In simplest terms, an employer would be able to collect all of the tips earned by front-of-the-house staff and after ensuring the front-line servers are paid the federal minimum wage of $7.25, redistribute the rest of the tips to other workers. Essentially, the rule would allow employers to subsidize the pay of traditionally non-tipped employees on the backs of the tipped employees.

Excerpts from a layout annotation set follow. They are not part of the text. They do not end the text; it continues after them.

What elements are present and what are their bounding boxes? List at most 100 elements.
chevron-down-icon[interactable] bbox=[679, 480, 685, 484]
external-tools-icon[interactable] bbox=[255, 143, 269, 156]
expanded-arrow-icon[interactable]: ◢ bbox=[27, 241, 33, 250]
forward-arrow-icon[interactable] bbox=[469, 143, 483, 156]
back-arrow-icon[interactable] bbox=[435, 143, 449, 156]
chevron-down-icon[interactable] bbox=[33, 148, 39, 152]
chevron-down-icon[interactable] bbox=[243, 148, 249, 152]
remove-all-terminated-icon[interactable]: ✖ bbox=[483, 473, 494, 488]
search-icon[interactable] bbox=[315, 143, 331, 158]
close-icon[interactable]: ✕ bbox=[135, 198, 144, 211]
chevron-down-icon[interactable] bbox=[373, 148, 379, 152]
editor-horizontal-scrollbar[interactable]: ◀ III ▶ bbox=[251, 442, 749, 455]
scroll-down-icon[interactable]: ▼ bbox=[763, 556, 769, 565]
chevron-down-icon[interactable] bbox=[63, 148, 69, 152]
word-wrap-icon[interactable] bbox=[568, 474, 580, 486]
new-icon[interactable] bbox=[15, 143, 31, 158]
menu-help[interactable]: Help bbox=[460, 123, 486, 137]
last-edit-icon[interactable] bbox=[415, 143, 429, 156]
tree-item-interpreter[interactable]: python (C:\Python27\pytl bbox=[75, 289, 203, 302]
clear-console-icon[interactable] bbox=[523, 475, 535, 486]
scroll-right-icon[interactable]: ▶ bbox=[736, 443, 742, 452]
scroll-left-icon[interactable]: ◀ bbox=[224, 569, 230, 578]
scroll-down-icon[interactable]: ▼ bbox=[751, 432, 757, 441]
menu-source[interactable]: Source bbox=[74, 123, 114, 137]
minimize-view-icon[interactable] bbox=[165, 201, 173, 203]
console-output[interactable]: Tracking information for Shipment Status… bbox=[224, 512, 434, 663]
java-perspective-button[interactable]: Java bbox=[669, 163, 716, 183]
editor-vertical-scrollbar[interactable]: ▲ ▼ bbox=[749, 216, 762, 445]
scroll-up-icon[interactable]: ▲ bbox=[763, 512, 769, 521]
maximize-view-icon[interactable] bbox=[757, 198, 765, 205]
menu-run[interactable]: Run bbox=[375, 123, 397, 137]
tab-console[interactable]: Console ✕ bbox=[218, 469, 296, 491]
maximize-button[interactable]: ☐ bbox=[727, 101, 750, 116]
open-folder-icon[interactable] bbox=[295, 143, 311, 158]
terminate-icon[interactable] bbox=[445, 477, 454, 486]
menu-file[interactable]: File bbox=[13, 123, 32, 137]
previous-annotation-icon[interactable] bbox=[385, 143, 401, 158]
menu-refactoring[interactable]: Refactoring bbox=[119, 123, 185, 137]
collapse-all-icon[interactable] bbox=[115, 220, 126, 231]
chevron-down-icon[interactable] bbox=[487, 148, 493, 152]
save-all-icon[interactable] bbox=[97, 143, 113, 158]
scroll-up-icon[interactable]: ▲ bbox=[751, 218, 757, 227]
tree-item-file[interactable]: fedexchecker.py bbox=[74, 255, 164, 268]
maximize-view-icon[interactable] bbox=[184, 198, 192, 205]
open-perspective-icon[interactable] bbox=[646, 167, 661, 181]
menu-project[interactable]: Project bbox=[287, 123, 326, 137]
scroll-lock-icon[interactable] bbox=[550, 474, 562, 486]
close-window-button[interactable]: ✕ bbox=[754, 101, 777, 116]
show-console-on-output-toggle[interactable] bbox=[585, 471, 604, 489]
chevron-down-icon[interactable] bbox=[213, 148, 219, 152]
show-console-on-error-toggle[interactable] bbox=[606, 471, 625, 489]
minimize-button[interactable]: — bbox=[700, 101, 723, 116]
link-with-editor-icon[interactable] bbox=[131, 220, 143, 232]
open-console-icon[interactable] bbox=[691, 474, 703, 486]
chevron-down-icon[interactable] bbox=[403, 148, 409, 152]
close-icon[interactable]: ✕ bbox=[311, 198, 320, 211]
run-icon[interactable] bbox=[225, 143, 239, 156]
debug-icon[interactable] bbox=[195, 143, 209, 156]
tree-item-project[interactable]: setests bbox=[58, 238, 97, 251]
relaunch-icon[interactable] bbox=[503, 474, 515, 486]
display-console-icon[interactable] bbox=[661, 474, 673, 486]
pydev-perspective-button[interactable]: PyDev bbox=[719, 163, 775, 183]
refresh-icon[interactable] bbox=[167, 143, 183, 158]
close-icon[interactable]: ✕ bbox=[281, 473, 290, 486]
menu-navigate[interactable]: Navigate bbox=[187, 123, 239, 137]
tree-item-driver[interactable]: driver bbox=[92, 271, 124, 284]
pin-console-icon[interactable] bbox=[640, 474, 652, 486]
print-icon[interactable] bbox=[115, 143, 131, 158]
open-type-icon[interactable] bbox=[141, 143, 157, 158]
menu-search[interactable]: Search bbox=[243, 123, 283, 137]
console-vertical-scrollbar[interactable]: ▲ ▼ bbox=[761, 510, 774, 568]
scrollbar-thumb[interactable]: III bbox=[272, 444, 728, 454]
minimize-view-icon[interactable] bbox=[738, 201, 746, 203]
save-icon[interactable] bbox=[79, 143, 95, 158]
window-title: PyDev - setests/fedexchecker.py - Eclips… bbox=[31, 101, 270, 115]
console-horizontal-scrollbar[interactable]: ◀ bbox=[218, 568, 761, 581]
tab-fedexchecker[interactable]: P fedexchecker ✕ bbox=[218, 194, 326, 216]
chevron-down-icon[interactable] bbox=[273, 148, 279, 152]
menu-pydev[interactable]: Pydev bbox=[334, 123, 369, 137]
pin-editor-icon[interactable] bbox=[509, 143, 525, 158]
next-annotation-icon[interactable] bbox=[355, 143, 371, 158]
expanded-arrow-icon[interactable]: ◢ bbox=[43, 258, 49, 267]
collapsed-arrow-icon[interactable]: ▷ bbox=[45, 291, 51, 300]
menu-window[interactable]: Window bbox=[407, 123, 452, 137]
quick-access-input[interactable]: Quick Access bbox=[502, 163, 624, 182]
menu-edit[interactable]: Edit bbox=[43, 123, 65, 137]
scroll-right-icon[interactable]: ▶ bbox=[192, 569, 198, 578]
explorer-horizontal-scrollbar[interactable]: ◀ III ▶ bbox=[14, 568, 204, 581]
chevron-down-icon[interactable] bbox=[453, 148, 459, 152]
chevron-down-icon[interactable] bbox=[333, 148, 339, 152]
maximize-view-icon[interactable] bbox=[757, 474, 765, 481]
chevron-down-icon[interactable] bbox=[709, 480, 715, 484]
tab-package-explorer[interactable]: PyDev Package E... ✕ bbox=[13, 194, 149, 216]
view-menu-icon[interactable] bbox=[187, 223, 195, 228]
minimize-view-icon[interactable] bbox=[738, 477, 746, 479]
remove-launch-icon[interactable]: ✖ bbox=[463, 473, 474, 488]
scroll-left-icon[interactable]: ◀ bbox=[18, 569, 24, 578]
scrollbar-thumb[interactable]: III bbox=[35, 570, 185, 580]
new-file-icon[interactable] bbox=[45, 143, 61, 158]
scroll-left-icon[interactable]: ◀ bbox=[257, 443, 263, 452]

Proponents of the rule change applaud it as a means to reduce or eliminate disparity in wages that often exists between the tipped employees and non-tipped employees. Critics, however, call the proposed rule change a means for employers to pay non-tipped workers more and tipped workers less. Perhaps even more sinister, the rule change could allow employers to collect the tips and not appropriately distribute them to all employees but rather keep the earnings above minimum wage for themselves, some critics claim.
In either case, the proposed rule change could have long-ranging effects in resort communities such as Ocean City and its hospitality-based economy. With hundreds of restaurants, bars, hotels and other hospitality-based businesses, tips are flowing throughout the summer in Ocean City and the DOL’s proposed rule change announced this week could dramatically change how the earnings are redistributed.